Dienstag, 31. März 2020

Früher habe ich einfach so hier rumgesessen – heute rette ich Leben

Impuls von Pastoralreferent Clemens Fiebig: Warum es guttut, manchmal still zu werden

Da sitzt ein Mann auf der Couch, bequem, im Unterhemd. „Früher habe ich einfach so hier rumgesessen“, denkt er, „heute rette ich Leben“. Witze zu erklären ist eigentlich ein Kapitalverbrechen. Aber dieser Corona-Witz hier hat schon ein paar Tage auf dem Buckel, ist also schon alt genug dafür.

Da tut einer zweimal genau dasselbe – und es ist dennoch völlig anders.

Nichtstun 1: Stellen wir uns vor, es wäre ein echter Schwabe, früher einmal darauf getrimmt, zum Schaffe, Schaffe, Häuslebaue. Dann jedoch ist das Allermeiste erledigt. Er setzt sich ohne weitere Motivation auf die Couch und sie lässt ihn nicht mehr los. Was denkt der über sich, jetzt, wo er zur Couchkartoffel geworden ist? Vermutlich das, was andere über ihn denken.

Nichtstun 2: Megafone fahren durchs Dorf und fordern auf, genau das zu tun, was er die letzte Zeit gemacht hat: Rumsitzen. Der Verlierer ist plötzlich ein Vorreiter, weil die Welt Kopf stehen muss, um nicht die gesunde Haltung zu verlieren.

Nun ist Faulheit keine ausgewiesene christliche Tugend. Aber das gilt genauso für blinden Aktionismus. Den etwas Fauleren fällt die Arbeit schwer, den etwas Hyperaktiven die Stille. Dieser Mann sitzt links sinnlos rum.
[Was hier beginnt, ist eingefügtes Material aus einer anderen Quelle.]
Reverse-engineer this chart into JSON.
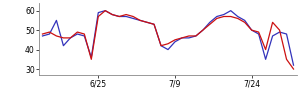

Rechts hat er so etwas wie eine kleine Erleuchtung erlebt: Dass er nichts Falsches tut, ist schon etwas Richtiges.

Mit seinem freundlichen Lächeln im Gesicht kann er zum Beispiel die Umwelt schonen, indem er sie Umwelt sein lässt. Oder damit kann er die Gefährdeten schonen, indem er sie nichtansteckt. Oder er lässt Gedanken kommen, auf die ein Hektiker nie gekommen wäre. Konzentrierte, gute Gedanken kommen eher, wenn man andere Beschäftigungen sein lässt. Die Nachfolge der ersten Jünger beginnt sogar damit, dass sie ihr Werkzeug, ihre Netze, aus der Hand legen.

Mit so einem Mann kann man keinen Krieg gewinnen. Schon allein deswegen, weil er den Frieden gefunden hat.

Wir lernen gerade weltweit, wie die Umstände dasselbe Handeln in einem anderen Licht zeigen.

Das wäre sicher kein Rezept für jeden und zu jeder Zeit. Viele müssen gerade hart anpacken. Doch für manche ist genau das jetzt dran. Aktuell haben etwa Meister der Meditation ungewöhnlich viel Zuspruch. Was machen sie überwiegend? Sie halten sich still. Das tut der Seele gut und ist sogar in mehrfacher Hinsicht für den Körper gesund.

Ich wünschen uns allen Momente des Stillwerdens, wo wir die Herzschläge unserer Gesellschaft wieder spüren können.